EVERquEST is a teambuilding program, designed to help groups work more efficiently and cooperatively while completing a common task. The Community Service Office strongly believes that building a team is very similar to climbing a mountain - it's a process that requires acclimation, patience, and hard work.
Groups that request a teambuilder will get the EVERquEST experience which is a 90 minute session designed to accommodate groups from 8 to 60 people. Rather than being held on the ropes course, EVERquEST sessions can be held on any Lehigh field/quad or indoors if requested (if not on the course, internal Lehigh groups are required to reserve their own space). These sessions focus on adapting to a new group and increasing group cohesion by a trained facilitator who will help your group reach the "summit" and achieve group goals. There are four unique mountains, each climb created to serve the best interests of the requesting group and from engaging in a teambuilding session participants can:
- Develop camaraderie and friendship
- Comprehend their contribution to the group in different situations
- Demonstrate and understand different leadership styles
An EVERquEST experience for groups that tackle more complex challenges and need help building skills in planning and goal-setting.
Groups and teams that know each other well can climb K2, the toughest mountaineering challenge. This experience helps groups with communication skills and requires teams to think critically and creatively about problems and solutions.

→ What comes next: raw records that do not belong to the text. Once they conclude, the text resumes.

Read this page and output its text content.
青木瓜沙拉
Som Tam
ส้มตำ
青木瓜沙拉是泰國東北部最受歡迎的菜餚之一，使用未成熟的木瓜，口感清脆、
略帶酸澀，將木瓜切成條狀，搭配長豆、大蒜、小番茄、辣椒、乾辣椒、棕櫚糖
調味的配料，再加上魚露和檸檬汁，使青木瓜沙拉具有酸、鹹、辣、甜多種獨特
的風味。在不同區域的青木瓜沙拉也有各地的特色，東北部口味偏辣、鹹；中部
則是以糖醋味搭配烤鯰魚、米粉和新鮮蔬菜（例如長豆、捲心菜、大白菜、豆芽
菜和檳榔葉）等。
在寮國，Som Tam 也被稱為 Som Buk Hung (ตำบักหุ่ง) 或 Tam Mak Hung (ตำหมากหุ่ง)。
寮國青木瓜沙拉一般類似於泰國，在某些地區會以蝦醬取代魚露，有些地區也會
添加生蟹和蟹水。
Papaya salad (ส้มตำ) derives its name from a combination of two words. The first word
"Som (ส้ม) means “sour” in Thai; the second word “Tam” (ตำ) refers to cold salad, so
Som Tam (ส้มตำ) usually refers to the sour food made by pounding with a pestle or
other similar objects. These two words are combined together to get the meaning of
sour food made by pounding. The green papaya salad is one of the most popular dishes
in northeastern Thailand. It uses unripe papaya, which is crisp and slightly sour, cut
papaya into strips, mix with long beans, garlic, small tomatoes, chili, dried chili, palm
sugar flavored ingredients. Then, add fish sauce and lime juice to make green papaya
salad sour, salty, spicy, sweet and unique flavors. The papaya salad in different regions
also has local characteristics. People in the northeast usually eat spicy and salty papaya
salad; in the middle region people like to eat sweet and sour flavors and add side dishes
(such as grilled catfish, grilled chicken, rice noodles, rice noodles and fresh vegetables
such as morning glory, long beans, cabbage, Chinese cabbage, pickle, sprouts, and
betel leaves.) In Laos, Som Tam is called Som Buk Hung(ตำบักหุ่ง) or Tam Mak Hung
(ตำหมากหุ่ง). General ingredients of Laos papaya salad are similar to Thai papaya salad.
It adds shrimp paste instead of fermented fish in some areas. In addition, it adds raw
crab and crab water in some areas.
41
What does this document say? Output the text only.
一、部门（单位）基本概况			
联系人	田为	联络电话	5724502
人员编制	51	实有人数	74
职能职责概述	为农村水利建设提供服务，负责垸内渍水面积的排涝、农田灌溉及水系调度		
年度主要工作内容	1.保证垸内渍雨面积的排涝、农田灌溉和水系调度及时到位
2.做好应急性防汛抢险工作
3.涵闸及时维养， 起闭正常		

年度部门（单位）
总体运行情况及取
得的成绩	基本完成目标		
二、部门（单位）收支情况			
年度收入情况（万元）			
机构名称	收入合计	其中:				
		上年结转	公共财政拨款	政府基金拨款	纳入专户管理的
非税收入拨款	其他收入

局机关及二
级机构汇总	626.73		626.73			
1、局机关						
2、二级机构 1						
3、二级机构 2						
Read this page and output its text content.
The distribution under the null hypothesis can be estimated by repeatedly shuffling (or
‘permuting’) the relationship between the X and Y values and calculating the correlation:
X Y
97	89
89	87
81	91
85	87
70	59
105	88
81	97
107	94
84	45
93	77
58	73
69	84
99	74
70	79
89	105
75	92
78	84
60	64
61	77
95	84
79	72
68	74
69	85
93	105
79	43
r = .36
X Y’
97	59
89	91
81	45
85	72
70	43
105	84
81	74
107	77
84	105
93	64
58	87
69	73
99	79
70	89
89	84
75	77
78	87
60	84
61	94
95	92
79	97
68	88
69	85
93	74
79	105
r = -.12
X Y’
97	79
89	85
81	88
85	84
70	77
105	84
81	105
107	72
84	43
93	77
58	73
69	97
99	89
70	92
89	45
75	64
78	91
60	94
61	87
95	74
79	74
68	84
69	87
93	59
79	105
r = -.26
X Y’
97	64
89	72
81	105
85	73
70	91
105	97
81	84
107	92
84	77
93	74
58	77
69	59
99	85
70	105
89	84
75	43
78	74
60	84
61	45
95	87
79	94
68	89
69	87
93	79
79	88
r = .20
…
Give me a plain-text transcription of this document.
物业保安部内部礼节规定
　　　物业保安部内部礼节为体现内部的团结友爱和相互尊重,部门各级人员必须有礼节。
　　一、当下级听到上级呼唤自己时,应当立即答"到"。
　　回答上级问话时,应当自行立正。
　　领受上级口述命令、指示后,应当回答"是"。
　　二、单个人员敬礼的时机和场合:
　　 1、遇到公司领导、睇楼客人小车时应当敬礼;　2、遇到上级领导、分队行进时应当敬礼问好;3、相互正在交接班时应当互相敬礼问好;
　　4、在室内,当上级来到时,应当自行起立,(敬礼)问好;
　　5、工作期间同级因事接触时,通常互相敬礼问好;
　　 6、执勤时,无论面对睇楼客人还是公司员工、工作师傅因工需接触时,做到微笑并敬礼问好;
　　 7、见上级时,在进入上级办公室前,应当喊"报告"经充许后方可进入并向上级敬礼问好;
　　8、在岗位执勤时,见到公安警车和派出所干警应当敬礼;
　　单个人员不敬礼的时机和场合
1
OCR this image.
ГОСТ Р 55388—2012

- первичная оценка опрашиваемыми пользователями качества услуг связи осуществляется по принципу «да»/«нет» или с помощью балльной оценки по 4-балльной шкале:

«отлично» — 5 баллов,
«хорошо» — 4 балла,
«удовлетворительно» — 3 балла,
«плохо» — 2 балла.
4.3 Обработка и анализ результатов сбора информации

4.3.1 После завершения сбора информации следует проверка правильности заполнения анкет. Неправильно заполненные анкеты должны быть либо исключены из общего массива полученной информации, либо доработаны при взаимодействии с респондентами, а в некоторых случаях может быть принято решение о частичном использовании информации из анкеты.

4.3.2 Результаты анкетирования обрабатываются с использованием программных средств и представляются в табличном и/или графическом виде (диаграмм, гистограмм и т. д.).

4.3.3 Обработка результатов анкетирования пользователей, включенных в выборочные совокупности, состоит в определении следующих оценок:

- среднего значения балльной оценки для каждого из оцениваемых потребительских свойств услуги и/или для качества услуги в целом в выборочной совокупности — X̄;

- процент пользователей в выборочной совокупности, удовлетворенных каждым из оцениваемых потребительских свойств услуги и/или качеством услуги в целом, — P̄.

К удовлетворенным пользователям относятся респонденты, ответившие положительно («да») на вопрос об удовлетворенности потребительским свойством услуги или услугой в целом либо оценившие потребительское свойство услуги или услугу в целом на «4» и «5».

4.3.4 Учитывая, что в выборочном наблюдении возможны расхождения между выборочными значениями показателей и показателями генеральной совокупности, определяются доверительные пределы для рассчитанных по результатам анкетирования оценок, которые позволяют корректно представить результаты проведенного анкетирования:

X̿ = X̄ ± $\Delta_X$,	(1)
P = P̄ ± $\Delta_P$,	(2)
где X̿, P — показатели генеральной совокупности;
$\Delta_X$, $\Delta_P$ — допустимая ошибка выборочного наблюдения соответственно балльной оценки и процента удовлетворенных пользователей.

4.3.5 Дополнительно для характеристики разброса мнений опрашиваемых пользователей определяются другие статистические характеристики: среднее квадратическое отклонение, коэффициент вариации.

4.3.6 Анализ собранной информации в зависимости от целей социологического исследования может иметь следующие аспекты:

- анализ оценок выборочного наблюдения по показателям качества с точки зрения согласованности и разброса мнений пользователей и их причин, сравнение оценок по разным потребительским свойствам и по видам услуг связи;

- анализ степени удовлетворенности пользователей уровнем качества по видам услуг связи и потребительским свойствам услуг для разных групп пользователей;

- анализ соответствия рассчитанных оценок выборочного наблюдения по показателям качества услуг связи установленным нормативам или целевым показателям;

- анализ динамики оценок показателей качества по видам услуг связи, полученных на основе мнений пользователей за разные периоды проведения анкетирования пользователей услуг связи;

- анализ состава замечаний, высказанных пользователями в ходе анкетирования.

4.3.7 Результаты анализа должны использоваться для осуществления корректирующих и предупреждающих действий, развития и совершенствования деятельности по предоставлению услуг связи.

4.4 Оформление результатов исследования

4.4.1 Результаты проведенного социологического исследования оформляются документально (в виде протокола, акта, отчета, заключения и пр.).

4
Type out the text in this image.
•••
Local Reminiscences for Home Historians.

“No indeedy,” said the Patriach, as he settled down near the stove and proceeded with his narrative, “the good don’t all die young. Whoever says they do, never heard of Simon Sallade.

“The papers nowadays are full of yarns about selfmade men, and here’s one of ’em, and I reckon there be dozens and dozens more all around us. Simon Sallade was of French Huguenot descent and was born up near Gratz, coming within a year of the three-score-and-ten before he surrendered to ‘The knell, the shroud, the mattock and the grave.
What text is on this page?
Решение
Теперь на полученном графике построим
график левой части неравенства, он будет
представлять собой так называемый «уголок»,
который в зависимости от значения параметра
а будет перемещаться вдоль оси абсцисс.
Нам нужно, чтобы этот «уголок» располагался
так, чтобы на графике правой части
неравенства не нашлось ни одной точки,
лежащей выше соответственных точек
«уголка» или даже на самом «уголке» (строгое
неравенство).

K2 is the second-highest mountain on Earth (after Mount Everest). With a peak elevation of 8,611 metres (28,251 ft), K2 is part of the Karakoram range, and is located on the border between the Taxkorgan Tajik Autonomous County of Xinjiang, China and Gilgit, in Gilgit-Baltistan of Pakistan. K2 is known as the Savage Mountain due to the difficulty of ascent and the 2nd highest fatality rate among the 'eight thousanders' for those who climb it. For every four people who have reached the summit, one has died trying. Unlike Annapurna, the mountain with highest fatality rate, K2 has never been climbed in winter.